LACP or Aggregating Ports Explained

I’ll try to keep this simple. The easiest way to think about this is to use a highway analogy. Think of a highway that has one lane vs a highway that has four lanes. The speed limits are the same but the only difference are the amount of lanes. The more ports you add to a port-channel, the more lanes you open up. If you think of traffic and the cars being packets, what do you do if you only have one lane and there’s a lot of traffic? Add more lanes. What if you add another lane and months later, you’re back to heavy traffic? Add two more lanes. Now there’s no more traffic. I hope you get the idea.

The best you can do on single transfer session is 1G. But typically network traffic will consist of many sessions going at once. In this case, the one session is restricted to a single link but the other sessions will be distributed across the other links based on the hashing algorithm.
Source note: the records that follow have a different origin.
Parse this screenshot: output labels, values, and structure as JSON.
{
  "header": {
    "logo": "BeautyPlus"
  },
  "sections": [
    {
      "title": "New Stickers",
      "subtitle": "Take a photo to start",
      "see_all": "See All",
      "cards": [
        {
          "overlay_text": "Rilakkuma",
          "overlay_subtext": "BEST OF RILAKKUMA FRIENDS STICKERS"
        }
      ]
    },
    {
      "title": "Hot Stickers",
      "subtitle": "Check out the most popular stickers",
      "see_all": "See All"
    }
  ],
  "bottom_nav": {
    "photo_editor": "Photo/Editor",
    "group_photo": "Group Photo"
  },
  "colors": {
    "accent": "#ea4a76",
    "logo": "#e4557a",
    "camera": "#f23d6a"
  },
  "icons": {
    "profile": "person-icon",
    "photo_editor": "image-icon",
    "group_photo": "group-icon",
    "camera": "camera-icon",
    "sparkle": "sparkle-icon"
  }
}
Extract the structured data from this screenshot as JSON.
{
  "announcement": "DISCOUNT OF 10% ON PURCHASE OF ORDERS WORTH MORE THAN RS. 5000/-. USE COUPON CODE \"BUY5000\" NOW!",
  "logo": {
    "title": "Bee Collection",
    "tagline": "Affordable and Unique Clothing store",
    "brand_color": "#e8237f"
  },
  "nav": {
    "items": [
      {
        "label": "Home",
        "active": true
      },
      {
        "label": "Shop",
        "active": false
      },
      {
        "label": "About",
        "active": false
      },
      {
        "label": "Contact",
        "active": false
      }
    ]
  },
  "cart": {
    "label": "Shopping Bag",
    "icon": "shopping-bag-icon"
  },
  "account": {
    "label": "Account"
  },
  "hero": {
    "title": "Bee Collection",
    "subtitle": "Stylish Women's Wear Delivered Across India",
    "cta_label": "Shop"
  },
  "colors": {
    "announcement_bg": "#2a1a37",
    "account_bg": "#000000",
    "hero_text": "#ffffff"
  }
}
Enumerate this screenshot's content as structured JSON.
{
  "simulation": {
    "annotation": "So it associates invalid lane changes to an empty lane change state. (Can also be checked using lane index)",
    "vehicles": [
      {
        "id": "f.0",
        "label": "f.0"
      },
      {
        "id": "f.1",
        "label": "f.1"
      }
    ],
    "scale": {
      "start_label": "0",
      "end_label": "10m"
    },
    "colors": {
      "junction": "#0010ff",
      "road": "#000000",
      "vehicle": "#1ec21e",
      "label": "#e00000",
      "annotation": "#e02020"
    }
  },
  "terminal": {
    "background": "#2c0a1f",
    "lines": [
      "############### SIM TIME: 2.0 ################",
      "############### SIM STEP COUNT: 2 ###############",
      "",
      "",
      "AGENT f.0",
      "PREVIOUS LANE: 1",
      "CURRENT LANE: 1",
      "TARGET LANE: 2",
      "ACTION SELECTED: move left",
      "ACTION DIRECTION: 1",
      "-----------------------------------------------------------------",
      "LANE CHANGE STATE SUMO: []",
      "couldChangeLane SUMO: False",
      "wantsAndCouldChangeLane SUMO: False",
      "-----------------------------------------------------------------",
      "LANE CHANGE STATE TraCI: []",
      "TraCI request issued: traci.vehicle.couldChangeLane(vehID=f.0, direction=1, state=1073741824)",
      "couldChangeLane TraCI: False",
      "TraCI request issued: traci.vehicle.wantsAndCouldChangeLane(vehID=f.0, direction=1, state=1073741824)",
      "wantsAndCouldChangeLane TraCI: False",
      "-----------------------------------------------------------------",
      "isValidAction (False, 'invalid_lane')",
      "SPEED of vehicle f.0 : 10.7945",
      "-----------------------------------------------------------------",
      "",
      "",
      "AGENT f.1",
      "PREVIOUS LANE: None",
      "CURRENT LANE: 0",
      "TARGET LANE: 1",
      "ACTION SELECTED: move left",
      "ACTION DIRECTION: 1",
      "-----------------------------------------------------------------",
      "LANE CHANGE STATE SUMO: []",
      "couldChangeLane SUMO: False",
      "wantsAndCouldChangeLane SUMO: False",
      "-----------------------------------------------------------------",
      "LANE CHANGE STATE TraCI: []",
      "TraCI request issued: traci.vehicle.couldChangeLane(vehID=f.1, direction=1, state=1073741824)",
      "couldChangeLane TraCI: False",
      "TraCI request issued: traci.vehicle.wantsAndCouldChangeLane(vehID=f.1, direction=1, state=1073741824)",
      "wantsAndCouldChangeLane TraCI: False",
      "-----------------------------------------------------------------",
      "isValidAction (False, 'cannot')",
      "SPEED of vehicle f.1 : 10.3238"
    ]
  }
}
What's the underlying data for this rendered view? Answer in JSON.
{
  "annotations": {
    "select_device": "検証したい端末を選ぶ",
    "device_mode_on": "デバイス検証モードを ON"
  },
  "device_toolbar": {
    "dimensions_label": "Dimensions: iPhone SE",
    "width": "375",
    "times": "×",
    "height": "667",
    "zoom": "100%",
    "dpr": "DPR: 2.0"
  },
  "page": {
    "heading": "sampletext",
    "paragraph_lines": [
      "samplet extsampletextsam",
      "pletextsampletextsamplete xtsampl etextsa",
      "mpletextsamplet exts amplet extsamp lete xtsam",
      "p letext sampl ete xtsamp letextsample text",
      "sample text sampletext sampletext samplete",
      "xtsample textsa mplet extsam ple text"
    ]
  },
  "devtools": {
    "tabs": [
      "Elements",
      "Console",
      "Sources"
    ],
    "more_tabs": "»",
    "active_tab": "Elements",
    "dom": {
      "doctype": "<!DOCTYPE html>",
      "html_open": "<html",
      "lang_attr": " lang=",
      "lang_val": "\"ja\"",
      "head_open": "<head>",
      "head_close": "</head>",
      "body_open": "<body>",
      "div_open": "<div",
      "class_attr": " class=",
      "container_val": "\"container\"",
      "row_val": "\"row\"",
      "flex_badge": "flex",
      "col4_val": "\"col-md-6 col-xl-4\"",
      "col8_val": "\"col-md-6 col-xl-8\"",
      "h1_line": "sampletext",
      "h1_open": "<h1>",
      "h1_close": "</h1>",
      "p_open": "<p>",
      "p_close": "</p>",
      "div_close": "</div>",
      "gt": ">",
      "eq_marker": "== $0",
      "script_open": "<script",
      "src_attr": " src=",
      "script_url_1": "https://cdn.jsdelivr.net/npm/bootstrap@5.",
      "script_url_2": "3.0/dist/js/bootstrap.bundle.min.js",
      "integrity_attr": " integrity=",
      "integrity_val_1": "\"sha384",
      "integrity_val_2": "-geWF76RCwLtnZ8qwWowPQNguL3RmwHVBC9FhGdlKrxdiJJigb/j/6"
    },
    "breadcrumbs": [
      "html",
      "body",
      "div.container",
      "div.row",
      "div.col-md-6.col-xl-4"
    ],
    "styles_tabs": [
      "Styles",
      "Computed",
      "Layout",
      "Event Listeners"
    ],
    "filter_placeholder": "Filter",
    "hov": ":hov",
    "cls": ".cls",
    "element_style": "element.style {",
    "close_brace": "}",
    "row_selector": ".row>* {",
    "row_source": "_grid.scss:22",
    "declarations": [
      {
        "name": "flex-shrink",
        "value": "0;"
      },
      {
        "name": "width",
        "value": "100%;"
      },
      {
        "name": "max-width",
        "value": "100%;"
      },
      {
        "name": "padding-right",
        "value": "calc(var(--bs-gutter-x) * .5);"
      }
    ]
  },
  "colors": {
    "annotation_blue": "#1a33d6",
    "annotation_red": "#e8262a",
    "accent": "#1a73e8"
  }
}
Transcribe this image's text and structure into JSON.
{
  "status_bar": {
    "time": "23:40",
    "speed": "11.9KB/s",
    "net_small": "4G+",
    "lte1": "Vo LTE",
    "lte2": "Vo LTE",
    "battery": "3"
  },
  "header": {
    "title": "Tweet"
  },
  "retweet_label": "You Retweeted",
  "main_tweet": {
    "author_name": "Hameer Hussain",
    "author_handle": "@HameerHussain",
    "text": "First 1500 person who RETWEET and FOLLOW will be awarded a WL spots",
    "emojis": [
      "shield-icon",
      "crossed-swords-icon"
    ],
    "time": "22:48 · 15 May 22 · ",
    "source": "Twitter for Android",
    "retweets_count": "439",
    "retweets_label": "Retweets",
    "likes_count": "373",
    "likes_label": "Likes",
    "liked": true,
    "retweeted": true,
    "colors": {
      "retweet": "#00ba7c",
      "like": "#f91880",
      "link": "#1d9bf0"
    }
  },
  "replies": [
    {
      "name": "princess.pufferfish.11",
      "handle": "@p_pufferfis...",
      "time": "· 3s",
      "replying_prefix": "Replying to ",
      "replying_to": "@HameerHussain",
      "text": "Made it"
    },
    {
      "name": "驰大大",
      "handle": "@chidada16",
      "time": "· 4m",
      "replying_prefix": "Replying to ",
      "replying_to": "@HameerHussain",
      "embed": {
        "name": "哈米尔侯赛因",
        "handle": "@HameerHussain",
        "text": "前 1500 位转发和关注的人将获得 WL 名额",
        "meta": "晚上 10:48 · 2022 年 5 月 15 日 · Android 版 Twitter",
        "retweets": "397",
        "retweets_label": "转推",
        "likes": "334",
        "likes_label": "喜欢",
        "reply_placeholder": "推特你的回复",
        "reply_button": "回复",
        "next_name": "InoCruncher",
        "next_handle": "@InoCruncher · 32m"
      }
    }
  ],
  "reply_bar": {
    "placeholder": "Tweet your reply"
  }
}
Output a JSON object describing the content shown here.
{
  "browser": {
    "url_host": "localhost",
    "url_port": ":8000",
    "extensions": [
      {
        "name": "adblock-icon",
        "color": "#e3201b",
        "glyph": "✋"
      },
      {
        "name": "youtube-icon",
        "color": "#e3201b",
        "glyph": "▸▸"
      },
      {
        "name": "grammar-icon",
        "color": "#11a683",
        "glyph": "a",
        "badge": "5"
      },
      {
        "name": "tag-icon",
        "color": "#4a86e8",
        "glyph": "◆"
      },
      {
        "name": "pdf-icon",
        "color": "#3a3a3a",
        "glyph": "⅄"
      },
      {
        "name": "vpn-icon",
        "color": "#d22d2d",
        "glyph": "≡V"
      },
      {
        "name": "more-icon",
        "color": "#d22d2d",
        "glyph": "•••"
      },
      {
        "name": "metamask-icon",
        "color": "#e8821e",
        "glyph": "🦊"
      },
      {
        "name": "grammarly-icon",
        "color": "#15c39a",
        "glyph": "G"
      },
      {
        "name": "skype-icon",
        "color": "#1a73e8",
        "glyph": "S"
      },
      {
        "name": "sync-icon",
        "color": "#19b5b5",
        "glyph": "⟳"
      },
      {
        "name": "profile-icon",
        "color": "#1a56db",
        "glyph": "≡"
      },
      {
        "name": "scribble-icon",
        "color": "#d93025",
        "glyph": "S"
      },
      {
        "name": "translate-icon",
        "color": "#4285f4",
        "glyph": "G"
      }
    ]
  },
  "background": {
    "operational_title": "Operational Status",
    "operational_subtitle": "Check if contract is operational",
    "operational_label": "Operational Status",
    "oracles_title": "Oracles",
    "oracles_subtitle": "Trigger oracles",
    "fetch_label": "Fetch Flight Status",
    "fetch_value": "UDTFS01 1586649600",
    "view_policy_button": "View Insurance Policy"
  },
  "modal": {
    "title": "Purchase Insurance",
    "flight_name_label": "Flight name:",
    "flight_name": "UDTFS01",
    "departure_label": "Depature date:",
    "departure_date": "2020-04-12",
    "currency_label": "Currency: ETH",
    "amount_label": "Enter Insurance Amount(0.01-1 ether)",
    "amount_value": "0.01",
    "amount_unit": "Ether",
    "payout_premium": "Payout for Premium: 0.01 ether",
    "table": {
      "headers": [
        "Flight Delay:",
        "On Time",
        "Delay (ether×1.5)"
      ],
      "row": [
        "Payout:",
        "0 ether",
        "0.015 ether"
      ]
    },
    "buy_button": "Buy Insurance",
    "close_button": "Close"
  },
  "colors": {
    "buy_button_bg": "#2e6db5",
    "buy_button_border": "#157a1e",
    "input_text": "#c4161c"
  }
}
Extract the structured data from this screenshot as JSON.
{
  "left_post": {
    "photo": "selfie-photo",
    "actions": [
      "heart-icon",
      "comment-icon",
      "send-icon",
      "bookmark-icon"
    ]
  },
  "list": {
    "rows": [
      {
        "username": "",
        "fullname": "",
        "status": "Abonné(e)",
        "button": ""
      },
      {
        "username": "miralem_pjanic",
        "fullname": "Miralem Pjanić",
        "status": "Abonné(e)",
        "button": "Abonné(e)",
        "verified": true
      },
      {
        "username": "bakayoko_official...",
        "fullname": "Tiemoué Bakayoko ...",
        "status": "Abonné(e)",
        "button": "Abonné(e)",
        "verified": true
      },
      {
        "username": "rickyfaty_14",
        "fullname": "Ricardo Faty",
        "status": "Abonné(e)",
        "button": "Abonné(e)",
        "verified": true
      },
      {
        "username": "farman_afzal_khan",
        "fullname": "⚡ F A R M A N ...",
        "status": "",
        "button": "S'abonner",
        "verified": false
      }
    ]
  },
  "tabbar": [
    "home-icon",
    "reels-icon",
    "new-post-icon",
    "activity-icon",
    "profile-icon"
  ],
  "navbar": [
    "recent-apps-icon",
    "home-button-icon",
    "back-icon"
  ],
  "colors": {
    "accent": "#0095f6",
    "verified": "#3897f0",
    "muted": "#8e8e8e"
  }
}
Now you should be able to achieve an aggregate throughput over of 1G.

I always suggest going to 10G links if what you are after is throughput (and of course latency). You don’t want to add more and more ports and rely on algorithms in your production environment(plus there’s a limit on the amount of ports you can have in a bundle). Plan out the future for scalability. You might not need it today but look at a year to three years from now. You want to be able to grow into your network without having to worry about dropping traffic because you don’t have enough bandwidth.

It gets more complex than this but I just want to have a basic post about this topic.